Nous arrivons chez nos amis Elisa et Claudio, dans les Abruzzes, le lendemain de notre ferry. Souvenez-vous, il s'agit des stars du post « Entourés par des oliviers ». Nous avions tellement bien accroché avec eux que nous sommes restés en contact. De hôtes, ils sont passés à amis très rapidement. Nous restons une semaine chez eux pour les aider au jardin. Le programme est de préparer le potager pour le début du printemps. Nous y travaillons la terre avec la grelinette afin d'assouplir leur terrain qui est argileux, ce qui le rend dur et compacte. Ensuite, nous appliquons une généreuse couche de composte et enfin, nous recouvrons de paille. Et voilà, de belles lasagnes prêtes à être cultivées. Nous avons aussi appris à élaguer les oliviers de leur oliveraie. La semaine passe très vite. Nous parlons beaucoup de nourriture avec Elisa. On planifie nos repas et tout ce que nous voulons goûter. Mais catastrophe, Elisa se rend compte que nous repartons déjà dimanche matin et qu'il nous manque donc un repas pour cuisiner un des plats évoqués. Elle est très frustrée ! On décide alors de partir dimanche après le repas du midi pour faire ce fameux carbonara a la verdura. Elisa saute de joie et se dit soulagée. Nous nous rendons compte que nous avons donc trouvé des très bons copains.

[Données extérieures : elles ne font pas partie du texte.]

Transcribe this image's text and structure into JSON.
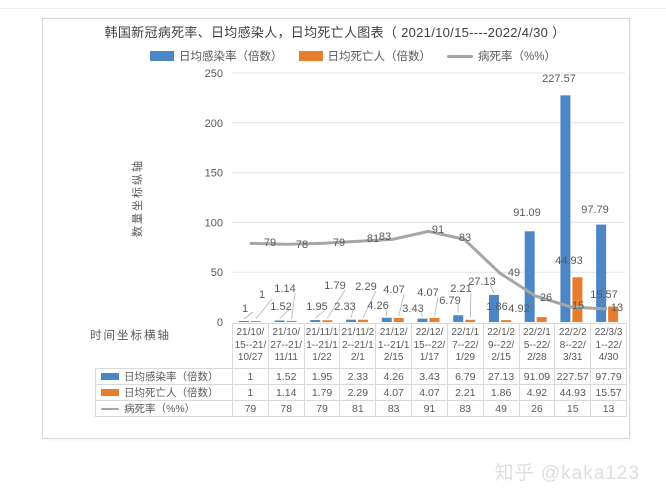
{
  "page": {
    "watermark": "知乎 @kaka123"
  },
  "chart": {
    "title": "韩国新冠病死率、日均感染人，日均死亡人图表（ 2021/10/15----2022/4/30 ）",
    "y_axis": {
      "title": "数量坐标纵轴",
      "ticks": [
        0,
        50,
        100,
        150,
        200,
        250
      ]
    },
    "x_axis": {
      "title": "时间坐标横轴"
    }
  },
  "chart_data": {
    "type": "combo",
    "title": "韩国新冠病死率、日均感染人，日均死亡人图表（ 2021/10/15----2022/4/30 ）",
    "categories": [
      "21/10/15--21/10/27",
      "21/10/27--21/11/11",
      "21/11/11--21/11/22",
      "21/11/22--21/12/1",
      "21/12/1--21/12/15",
      "22/12/15--22/1/17",
      "22/1/17--22/1/29",
      "22/1/29--22/2/15",
      "22/2/15--22/2/28",
      "22/2/28--22/3/31",
      "22/3/31--22/4/30"
    ],
    "series": [
      {
        "name": "日均感染率（倍数）",
        "type": "bar",
        "color": "#4d86c4",
        "values": [
          1,
          1.52,
          1.95,
          2.33,
          4.26,
          3.43,
          6.79,
          27.13,
          91.09,
          227.57,
          97.79
        ]
      },
      {
        "name": "日均死亡人（倍数）",
        "type": "bar",
        "color": "#e87d2d",
        "values": [
          1,
          1.14,
          1.79,
          2.29,
          4.07,
          4.07,
          2.21,
          1.86,
          4.92,
          44.93,
          15.57
        ]
      },
      {
        "name": "病死率（%%）",
        "type": "line",
        "color": "#a6a6a6",
        "values": [
          79,
          78,
          79,
          81,
          83,
          91,
          83,
          49,
          26,
          15,
          13
        ]
      }
    ],
    "ylim": [
      0,
      250
    ],
    "grid": true,
    "legend_position": "top",
    "data_labels": true,
    "data_table_shown": true
  }
}
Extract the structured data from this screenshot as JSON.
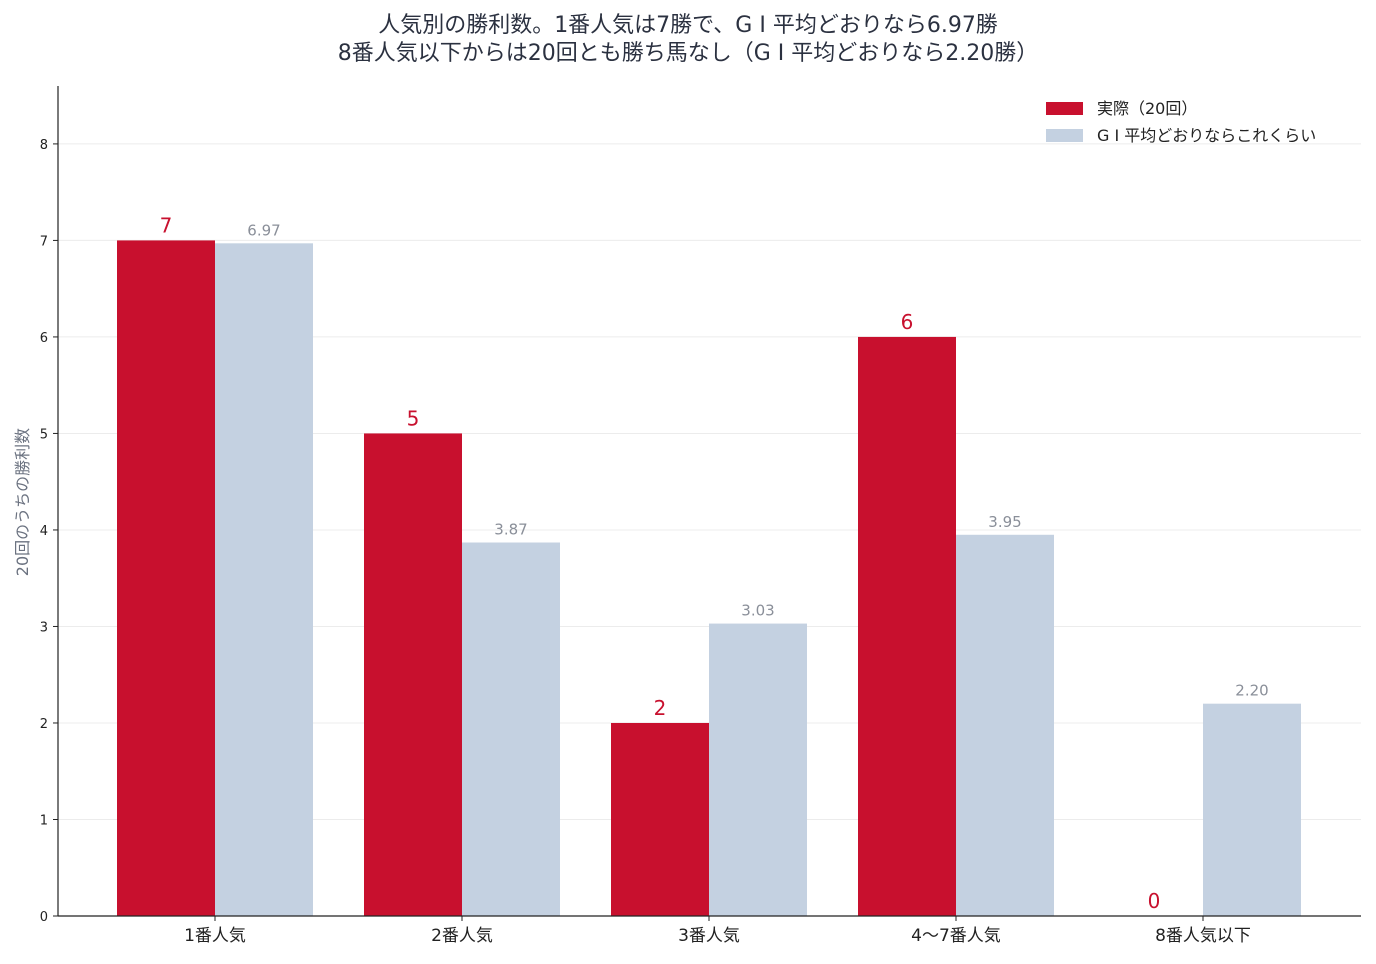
{
  "chart_data": {
    "type": "bar",
    "title_lines": [
      "人気別の勝利数。1番人気は7勝で、G I 平均どおりなら6.97勝",
      "8番人気以下からは20回とも勝ち馬なし（G I 平均どおりなら2.20勝）"
    ],
    "xlabel": "",
    "ylabel": "20回のうちの勝利数",
    "ylim": [
      0,
      8.6
    ],
    "yticks": [
      0,
      1,
      2,
      3,
      4,
      5,
      6,
      7,
      8
    ],
    "grid": "horizontal",
    "legend_position": "top-right",
    "categories": [
      "1番人気",
      "2番人気",
      "3番人気",
      "4〜7番人気",
      "8番人気以下"
    ],
    "series": [
      {
        "name": "実際（20回）",
        "color": "#c8102e",
        "values": [
          7,
          5,
          2,
          6,
          0
        ],
        "value_labels": [
          "7",
          "5",
          "2",
          "6",
          "0"
        ]
      },
      {
        "name": "G I 平均どおりならこれくらい",
        "color": "#c4d1e1",
        "values": [
          6.97,
          3.87,
          3.03,
          3.95,
          2.2
        ],
        "value_labels": [
          "6.97",
          "3.87",
          "3.03",
          "3.95",
          "2.20"
        ]
      }
    ],
    "label_colors": {
      "actual": "#c8102e",
      "expected": "#8a8f99"
    }
  }
}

Le dimanche 18 février, après manger, nous prenons la route pour le nord de l'Italie où beaucoup de belles choses nous attendent. Dans une semaine, nous revoyons les parents de Pauline, Cécile et ses enfants, Nora, Inigo, Selva, Franci, Tina, et toutes ces personnes si chères à nos cœurs. Qu'est-ce qu'elles nous ont manqué ! Il faudra encore être un peu patients pour retrouver le reste de nos familles et amis en Belgique. Mais il s'agit d'une réalité à laquelle il faudra s'habituer lorsque nous nous installerons en Italie. En parlant de ça, nous sommes aussi très excités à l'idée de revoir ce terrain qui nous avait plu et, qui sait, se l'approprier ?

Ce post est rédigé le 18/02/24 par Pauline dans le camping-car pendant que Jasper est au téléphone avec sa maman.